Un altro risultato importante è stato il coinvolgimento delle mamme bengalesi, sempre grazie all’esperienza del teatro…

Le mamme bengalesi culturalmente erano lontanissime dal teatro, non sarebbero mai andate sul palcoscenico con la disinvoltura delle nigeriane e avevano problemi a mostrarsi in pubblico agli adulti, quindi l’idea giusta, e l’unica possibile, è stata quella di fare un’attività con i bambini. Così è nato lo spettacolo Bachau! Bachau!, da una storia che ci ha raccontato la mamma di Dayan, ancora una volta un bambino in classe con mio figlio, a riprova dell’importanza che l’amicizia tra i figli riveste come via di contatto privilegiato. Bachau! Bachau! era l’equivalente del nostro Al lupo! Al lupo!, che ho scoperto essere una storia antichissima, di matrice greca. È un racconto di pastorizia, che è migrato dall’Occidente in Oriente e nella migrazione ha visto la trasformazione degli animali da pecore a mucche, pur conservando il significato universale. 

 

L’ultimo gruppo, l’ultima scoperta, sono state le mamme etiopi…

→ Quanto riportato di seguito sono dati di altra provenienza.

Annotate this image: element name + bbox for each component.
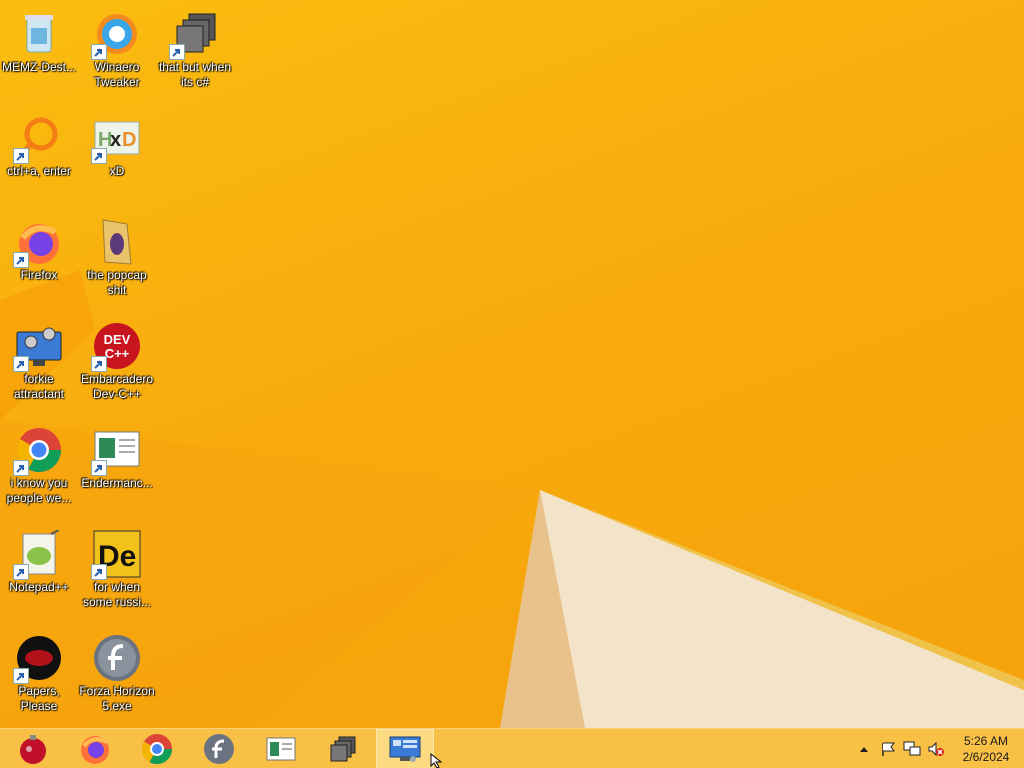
flash-icon [93, 634, 141, 682]
recycle-bin-icon [15, 10, 63, 58]
desktop-icon-label: i know you people we... [6, 476, 72, 505]
document-taskbar-icon [266, 737, 296, 761]
desktop-icon-ctrl-a-enter[interactable]: ctrl+a, enter [0, 106, 78, 206]
desktop-icon-label: MEMZ-Dest... [2, 60, 76, 74]
chrome-taskbar-icon [141, 734, 172, 765]
desktop-icon-label: Papers, Please [18, 684, 60, 713]
chrome-icon [13, 426, 63, 476]
firefox-taskbar-icon [81, 736, 109, 764]
mouse-cursor-icon [430, 753, 443, 768]
network-button[interactable] [900, 729, 924, 768]
desktop-icon-csharp[interactable]: that but when its c# [156, 2, 234, 102]
volume-muted-icon [928, 741, 944, 757]
shortcut-arrow-icon [91, 460, 107, 476]
shortcut-arrow-icon [13, 564, 29, 580]
show-hidden-icons-button[interactable] [852, 729, 876, 768]
desktop-icon-endermanch[interactable]: Endermanc... [78, 418, 156, 518]
taskbar-button-ornament[interactable] [4, 729, 62, 768]
volume-button[interactable] [924, 729, 948, 768]
clock[interactable]: 5:26 AM 2/6/2024 [948, 733, 1024, 765]
shortcut-arrow-icon [91, 356, 107, 372]
desktop-icon-notepadpp[interactable]: Notepad++ [0, 522, 78, 622]
shortcut-arrow-icon [13, 356, 29, 372]
svg-text:D: D [122, 129, 136, 151]
desktop-icon-label: Embarcadero Dev-C++ [80, 372, 154, 401]
ornament-app-icon [20, 735, 46, 764]
winaero-tweaker-icon [91, 10, 141, 60]
shortcut-arrow-icon [13, 148, 29, 164]
taskbar-button-firefox[interactable] [66, 729, 124, 768]
folder-icon [93, 218, 141, 266]
control-panel-taskbar-icon [389, 736, 421, 762]
svg-text:DEV: DEV [104, 332, 131, 347]
taskbar-button-chrome[interactable] [128, 729, 186, 768]
shortcut-arrow-icon [91, 564, 107, 580]
desktop-icon-label: forkie attractant [13, 372, 65, 401]
taskbar-button-flash[interactable] [190, 729, 248, 768]
magnifier-icon [13, 114, 63, 164]
clock-date: 2/6/2024 [962, 750, 1010, 764]
shortcut-arrow-icon [13, 460, 29, 476]
taskbar: 5:26 AM 2/6/2024 [0, 728, 1024, 768]
desktop-icon-winaero[interactable]: Winaero Tweaker [78, 2, 156, 102]
desktop-icon-devcpp[interactable]: DEV C++ Embarcadero Dev-C++ [78, 314, 156, 414]
network-icon [903, 741, 921, 756]
hxd-icon: HxD [91, 114, 141, 164]
desktop-icon-label: Winaero Tweaker [94, 60, 140, 89]
taskbar-button-control-panel[interactable] [376, 729, 434, 768]
desktop-icon-memz[interactable]: MEMZ-Dest... [0, 2, 78, 102]
desktop-icon-label: Forza Horizon 5.exe [79, 684, 155, 713]
desktop-icon-firefox[interactable]: Firefox [0, 210, 78, 310]
notepadpp-icon [13, 529, 63, 580]
firefox-icon [13, 218, 63, 268]
svg-text:x: x [110, 129, 121, 151]
desktop-icon-label: that but when its c# [158, 60, 232, 89]
desktop-icon-label: for when some russi... [82, 580, 151, 609]
desktop-icon-label: ctrl+a, enter [7, 164, 71, 178]
shortcut-arrow-icon [169, 44, 185, 60]
action-center-button[interactable] [876, 729, 900, 768]
stacked-windows-taskbar-icon [330, 736, 356, 762]
desktop-icon-label: the popcap shit [87, 268, 147, 297]
desktop-icon-russian[interactable]: De for when some russi... [78, 522, 156, 622]
system-tray: 5:26 AM 2/6/2024 [852, 729, 1024, 768]
desktop-icon-xd[interactable]: HxD xD [78, 106, 156, 206]
desktop-icon-forza[interactable]: Forza Horizon 5.exe [78, 626, 156, 726]
flash-taskbar-icon [204, 734, 234, 764]
shortcut-arrow-icon [13, 668, 29, 684]
desktop-icon-forkie[interactable]: forkie attractant [0, 314, 78, 414]
computer-gears-icon [13, 322, 63, 372]
desktop-icon-label: Firefox [20, 268, 58, 282]
taskbar-button-stacked[interactable] [314, 729, 372, 768]
document-window-icon [91, 426, 141, 476]
clock-time: 5:26 AM [963, 734, 1009, 748]
devcpp-icon: DEV C++ [91, 322, 141, 372]
papers-please-icon [13, 634, 63, 684]
desktop-icon-popcap[interactable]: the popcap shit [78, 210, 156, 310]
chevron-up-icon [860, 747, 868, 752]
shortcut-arrow-icon [91, 148, 107, 164]
desktop-icon-label: Notepad++ [9, 580, 69, 594]
shortcut-arrow-icon [13, 252, 29, 268]
stacked-windows-icon [169, 10, 219, 60]
taskbar-button-document[interactable] [252, 729, 310, 768]
desktop-icon-label: Endermanc... [81, 476, 153, 490]
de-icon: De [91, 530, 141, 580]
desktop-icon-label: xD [109, 164, 125, 178]
flag-icon [882, 742, 895, 756]
svg-text:C++: C++ [105, 346, 130, 361]
desktop-icon-chrome[interactable]: i know you people we... [0, 418, 78, 518]
desktop-icon-papers-please[interactable]: Papers, Please [0, 626, 78, 726]
desktop[interactable]: MEMZ-Dest... ctrl+a, enter Firefox forki… [0, 0, 1024, 728]
shortcut-arrow-icon [91, 44, 107, 60]
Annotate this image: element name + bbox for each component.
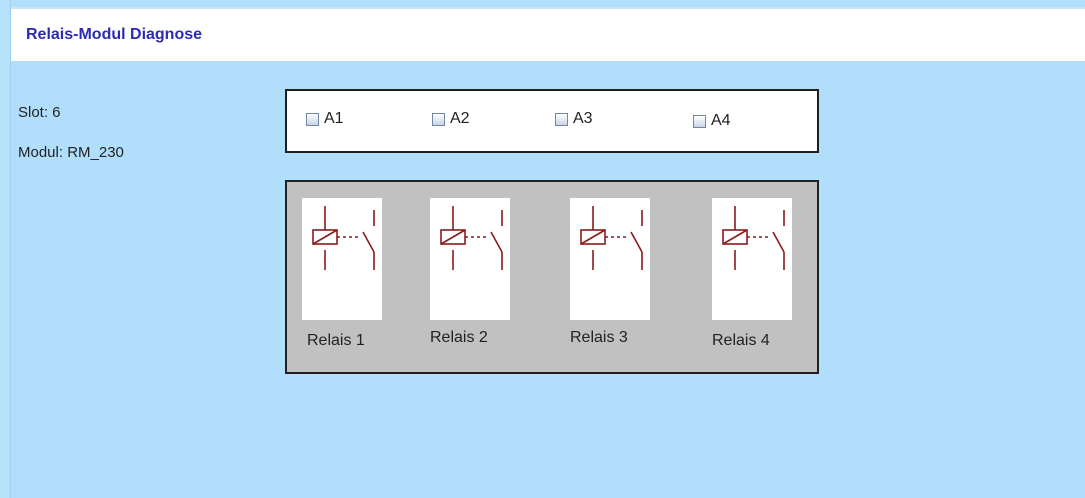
modul-info: Modul: RM_230 [18,144,124,161]
relay-label-4: Relais 4 [712,332,770,349]
relay-card-4 [712,198,792,320]
header-bar: Relais-Modul Diagnose [11,7,1085,61]
slot-info: Slot: 6 [18,104,61,121]
page-title: Relais-Modul Diagnose [26,26,203,43]
checkbox-box[interactable] [432,112,445,126]
checkbox-label: A1 [324,110,344,127]
relay-label-3: Relais 3 [570,329,628,346]
relay-label-1: Relais 1 [307,332,365,349]
relay-label-2: Relais 2 [430,329,488,346]
checkbox-a4[interactable]: A4 [693,112,731,130]
checkbox-label: A2 [450,110,470,127]
checkbox-box[interactable] [306,112,319,126]
checkbox-box[interactable] [693,114,706,128]
checkbox-a2[interactable]: A2 [432,110,470,128]
relay-panel: Relais 1 Relais 2 Relais 3 Relais 4 [285,180,819,374]
diagnosis-window: Relais-Modul Diagnose Slot: 6 Modul: RM_… [0,0,1085,498]
output-checkbox-panel: A1 A2 A3 A4 [285,89,819,153]
relay-card-2 [430,198,510,320]
checkbox-label: A4 [711,112,731,129]
checkbox-a1[interactable]: A1 [306,110,344,128]
left-border [0,0,11,498]
checkbox-box[interactable] [555,112,568,126]
relay-card-1 [302,198,382,320]
checkbox-label: A3 [573,110,593,127]
checkbox-a3[interactable]: A3 [555,110,593,128]
relay-card-3 [570,198,650,320]
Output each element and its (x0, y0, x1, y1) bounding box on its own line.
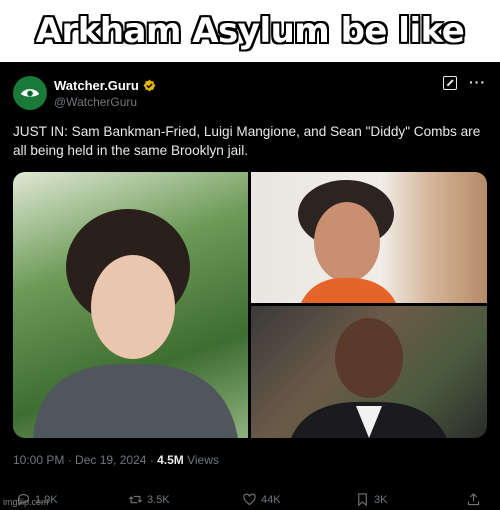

Tutto è nato da due mamme che abitano al Quattro Stelle, un’occupazione sulla Prenestina. Durante la prima quarantena abbiamo portato delle scorte di cibo e le abbiamo conosciute, poi, grazie a loro due, altre mamme etiopi hanno iscritto i loro figli nella nostra scuola e si è creato il gruppo di teatro. Anziché nel teatro della Di Donato, però, a causa del Covid, con loro abbiamo lavorato sempre all’aperto, principalmente nel piccolo parco di via Statilia. Il laboratorio si è svolto attorno ad una bellissima fiaba sull’accoglienza, che abbiamo da poco messo in scena, e che narra di una madre e di una figlia che ospitano per una notte un topo, un serpente, una scimmia e un uomo. Per quanto il serpente le spaventi, lo fanno per puro senso dell’ospitalità. Tempo dopo, una carestia costringe la figlia ad emigrare in cerca di fortuna, il topo la incontra per strada, la riconosce e la accompagna in un buco segreto dove tiene delle collane di diamanti, che le dona in cambio dell’ospitalità ricevuta. Mentre va per venderle al mercato in cambio di denaro, la bambina incontra l’uomo, il quale, dopo aver chiesto di poter ammirare le belle collane, gliele ruba e la fa cadere in un burrone. La recuperano le scimmie, che la rimettono in piedi ma si scusano perché non hanno tesori da offrirle. Possono però farle incontrare il serpente, il quale gli dà una cosa preziosissima, e cioè la foglia dell’erba che guarisce il morso del serpente, e gli spiega il suo piano. Andranno ad un matrimonio lì vicino, dove lui morderà la sposa, allora lei la guarirà con la foglia e in cambio otterrà le ricchezze che le consentiranno di tornare a vivere per sempre con la mamma. E così avviene. Vedere le mamme etiopi raccontare questa storia di accoglienza ai bambini italiani crea un bel circolo virtuoso, e poi mi piace molto la figura del serpente, che nel veleno nasconde invece uno strumento di salvezza. Nella compagnia ora sono in quattro, quasi tutte mamme sole con figli, tutte molto più impegnate delle altre mamme africane che ho conosciuto, perché lavorano da sempre a servizio, e oltretutto vivono nell’occupazione più lontana e difficile. Con la loro incredibile gentilezza, mi hanno iniziato alla letteratura etiope, a cui mi sono appassionata. Tanto che mi piacerebbe con loro, quando si saranno un po’ formate sul piano teatrale, fare uno spettacolo su un testo di Maaza Mengiste, che parla dell’occupazione italiana in Etiopia: una storia tutta ancora da raccontare.